Building a KotlinConf Schedule
Roman walked through a practical example: creating a daily schedule for KotlinConf. Starting with session data, he converted startsAt
strings to LocalDateTime
, filtered out service sessions, and joined room IDs with room names from another DataFrame. Sorting by start time and pivoting by room produced a clean schedule, with nulls replaced by empty strings. The resulting HTML table, generated directly in the notebook, showcased DataFrame’s ability to transform REST API data into user-friendly outputs, all with concise, readable code.

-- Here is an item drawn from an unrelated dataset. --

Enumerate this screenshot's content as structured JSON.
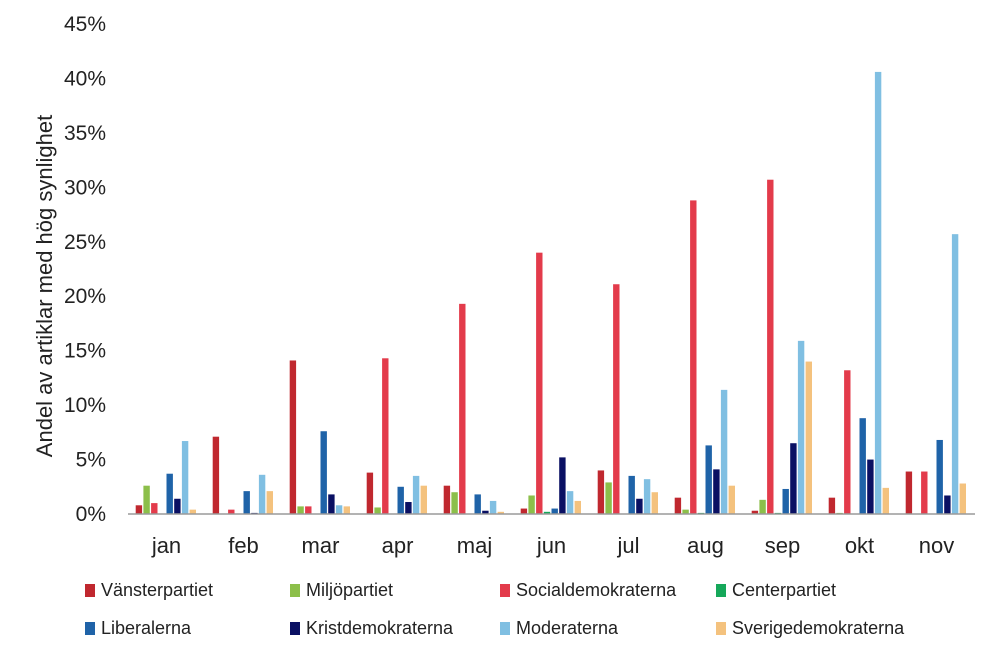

Visualizing Data with Kandy
DataFrame integrates with Kandy, JetBrains’ visualization library, to create charts. Roman demonstrated analyzing GitHub commits from the Kotlin repository, grouping them by week to plot commit counts and average message lengths. The resulting chart revealed trends, like steady growth potentially tied to CI improvements. Kandy’s simple API, paired with DataFrame’s data manipulation, makes visualization accessible. Roman encouraged exploring Kandy’s website for examples, highlighting its role in turning raw data into actionable insights.
DataFrame in Production
Moving DataFrame to production is straightforward. Roman showed copying notebook code into IntelliJ’s EAP version, importing the generated schema to access columns as properties. The compiler plugin evolves schemas dynamically, supporting operations like adding a room
column and using it immediately. This approach minimizes boilerplate, as seen when serializing a schedule to JSON. Though the plugin is experimental, its integration with K2 ensures reliability, making DataFrame a practical choice for building scalable backend systems, from APIs to data pipelines.